Desta vez, a Globo se baseia tão fielmente na novela da Manchete que até a música da abertura, de Marcus Viana, vem sendo usada nas chamadas que anunciam o remake.

Luperi sabe que as comparações fazem parte do show. "O desafio é esse. Meu ponto de partida é que poucas pessoas serão mais fãs da obra do meu avô do que eu. E 'Pantanal' mexe muito com a memória afetiva das pessoas."

A vantagem de refazer uma obra é algo de que ele sentiu falta em "Velho Chico", de 2016, novela que escreveu, em parte ao lado da mãe, Edmara Barbosa, a partir de uma sinopse ainda inédita do avô. Quando a trama chegou ao fim, conta Luperi, ele sentiu que gostaria de revisitar o enredo desde o primeiro capítulo e reescrever, já com as dimensões sobre os pontos e personagens mais bem aceitos pela plateia.

É essa oportunidade que ele terá agora, com "Pantanal". "Ela tem um lugar cativo no imaginário das pessoas. Olhando para o texto dele [Ruy Barbosa] , eu falo, brincando, que o tecido social hoje é muito mais sensível."

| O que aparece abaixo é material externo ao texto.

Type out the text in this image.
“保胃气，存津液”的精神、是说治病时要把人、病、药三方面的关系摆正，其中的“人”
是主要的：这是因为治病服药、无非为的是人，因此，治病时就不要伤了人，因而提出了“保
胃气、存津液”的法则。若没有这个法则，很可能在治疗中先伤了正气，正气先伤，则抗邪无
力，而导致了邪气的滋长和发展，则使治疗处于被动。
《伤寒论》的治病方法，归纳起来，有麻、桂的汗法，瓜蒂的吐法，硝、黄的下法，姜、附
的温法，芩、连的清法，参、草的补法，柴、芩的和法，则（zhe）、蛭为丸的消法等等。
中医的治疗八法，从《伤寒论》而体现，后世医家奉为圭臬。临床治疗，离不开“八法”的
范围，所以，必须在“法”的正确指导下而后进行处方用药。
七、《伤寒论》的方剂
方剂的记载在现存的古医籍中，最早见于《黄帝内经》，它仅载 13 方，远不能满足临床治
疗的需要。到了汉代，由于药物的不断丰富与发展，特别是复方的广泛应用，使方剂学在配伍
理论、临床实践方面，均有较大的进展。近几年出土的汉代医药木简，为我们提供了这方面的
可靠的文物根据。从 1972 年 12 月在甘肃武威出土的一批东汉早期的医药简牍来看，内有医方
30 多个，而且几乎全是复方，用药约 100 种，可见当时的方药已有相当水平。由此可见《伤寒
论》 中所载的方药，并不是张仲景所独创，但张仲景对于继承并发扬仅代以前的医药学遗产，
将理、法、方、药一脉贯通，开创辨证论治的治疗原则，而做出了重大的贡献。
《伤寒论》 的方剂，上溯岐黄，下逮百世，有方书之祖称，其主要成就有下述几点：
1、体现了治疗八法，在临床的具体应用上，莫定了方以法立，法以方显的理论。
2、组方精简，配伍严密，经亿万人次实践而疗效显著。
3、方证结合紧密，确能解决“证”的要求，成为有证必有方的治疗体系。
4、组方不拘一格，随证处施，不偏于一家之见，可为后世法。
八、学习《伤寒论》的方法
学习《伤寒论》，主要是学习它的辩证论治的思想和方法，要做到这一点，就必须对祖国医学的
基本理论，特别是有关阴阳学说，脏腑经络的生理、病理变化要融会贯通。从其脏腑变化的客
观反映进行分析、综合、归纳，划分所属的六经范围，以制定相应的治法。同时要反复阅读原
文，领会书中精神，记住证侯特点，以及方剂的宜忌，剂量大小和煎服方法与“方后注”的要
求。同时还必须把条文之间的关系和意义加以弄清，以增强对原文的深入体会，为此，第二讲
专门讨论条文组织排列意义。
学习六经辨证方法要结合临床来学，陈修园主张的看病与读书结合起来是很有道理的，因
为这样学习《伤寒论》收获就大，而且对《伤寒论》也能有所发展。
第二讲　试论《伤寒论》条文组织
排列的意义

Sobre o avanço da nudez que a novela proporcionou na época, com os infindáveis banhos de rio de suas atrizes, há a percepção de que aquela era uma produção realizada pouco depois do fim da censura. "Eles vinham de uma pós-ditadura, de uma experiência de liberdade muito grande, de testar limites. Hoje, pelo contrário, a gente se policia com 90% do que fala para se dirigir à massa. Vivemos um tempo bem mais delicado."

Guardadas as proporções que distanciam as duas produções e o ritmo de contemplação ditado pela obra de Barbosa, vale ainda o diagnóstico do "Bruxo" Icaza Sánchez, que atribui às lendas do enredo o potencial de encantar o público a qualquer tempo.

"É a obra mais genuína do meu avô, é onde eu mais o vejo integralmente", diz Luperi. Ruy confirma –"depois que eu fiz ‘Pantanal’, não queria mais escrever novelas". "Eu sofro muito, penso naqueles personagens dia e noite. Modéstia à parte, ‘Pantanal’ é uma aula de televisão, tudo o que eu aprendi em TV desde que nasci está ali."